3. Sulla definizione del linguaggio – sui criteri minimi per accertarlo e accettarlo come tale – si dibatte tuttora. Anzi, direi che più gli argomenti si fanno sottili, più il dibattito si fa infuocato. Ancora nel dibattito precedentemente rammentato emergevano posizioni apparentemente contrapposte. Mentre, per esempio, Frigerio prova a caratterizzare in modo esclusivo il linguaggio umano, oltre che per essere “sistema di segni” e per la sua “sintassi” – per la sua non chiarissima “composizionalità” – il che “significa che il significato dei segni complessi è ricavabile da quello dei segni più semplici e dalle regole di composizione” (6), Ferretti smonta pezzo per pezzo le argomentazioni di Chomsky – il sostenitore più illustre del mito della differenza qualitativa di linguaggio umano e linguaggio “animale” (7).

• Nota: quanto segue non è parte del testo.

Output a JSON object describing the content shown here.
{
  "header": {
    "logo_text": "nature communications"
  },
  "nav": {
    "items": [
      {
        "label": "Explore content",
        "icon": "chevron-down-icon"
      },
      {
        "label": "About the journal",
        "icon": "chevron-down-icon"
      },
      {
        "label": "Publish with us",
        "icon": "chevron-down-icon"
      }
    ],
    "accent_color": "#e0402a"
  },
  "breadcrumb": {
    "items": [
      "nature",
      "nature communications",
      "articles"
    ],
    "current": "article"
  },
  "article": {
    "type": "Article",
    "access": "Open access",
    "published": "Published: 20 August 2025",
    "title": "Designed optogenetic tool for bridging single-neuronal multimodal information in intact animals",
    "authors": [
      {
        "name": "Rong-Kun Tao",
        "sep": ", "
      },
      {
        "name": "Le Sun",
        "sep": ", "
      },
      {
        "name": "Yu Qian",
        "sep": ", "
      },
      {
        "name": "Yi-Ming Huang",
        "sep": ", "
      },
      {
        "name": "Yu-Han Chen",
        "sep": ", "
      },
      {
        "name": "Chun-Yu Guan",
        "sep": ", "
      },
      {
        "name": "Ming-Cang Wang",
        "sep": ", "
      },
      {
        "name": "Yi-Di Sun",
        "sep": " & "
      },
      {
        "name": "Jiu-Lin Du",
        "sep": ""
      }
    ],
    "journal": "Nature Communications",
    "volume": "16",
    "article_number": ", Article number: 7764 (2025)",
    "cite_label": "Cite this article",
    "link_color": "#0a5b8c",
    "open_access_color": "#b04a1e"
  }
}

La posta in gioco è grossa. Si tratta di preservare o non preservare l’unicità e il destino dell’uomo dalla miseria animale – e dunque si tratta di religione e della sua forza persuasoria. E al contempo si tratta di sottrarre o non sottrarre il linguaggio alle leggi dell’evoluzione – e dunque si tratta ancora di religione, delle credibilità delle varie versioni di creazionismo e della capacità persuasoria del “disegno intelligente”.

Felice Accame

Note

  1. Mondadori, Milano 2012, pagg. 179-182 e 208-209.
  2. Cfr. E. Von Glasersfeld, Linguaggio e comunicazione nel costruttivismo radicale, Clup, Milano 1989, pagg. 231-275.
  3. Cfr. M. Marcheselli, in Working Papers della Società di Cultura Metodologico-Operativa, 253, 2012, in methodologia.it. Il dibattito si è svolto alla libreria Odradek di Milano il 10 febbraio 2012.
  4. Isedi, Milano 1972.
  5. Cfr. U. Eco, Codici e ideologie, in AAVV., Linguaggi nella società e nella tecnica, Edizioni di Comunità, Milano 1970, pag. 129.
  6. Cfr. A. Frigerio, Filosofia del linguaggio, Apogeo, Milano 2011, pagg. 3-5.
  7. Cfr. F. Ferretti, Alle origini del linguaggio umano, Laterza, Roma-Bari 2010.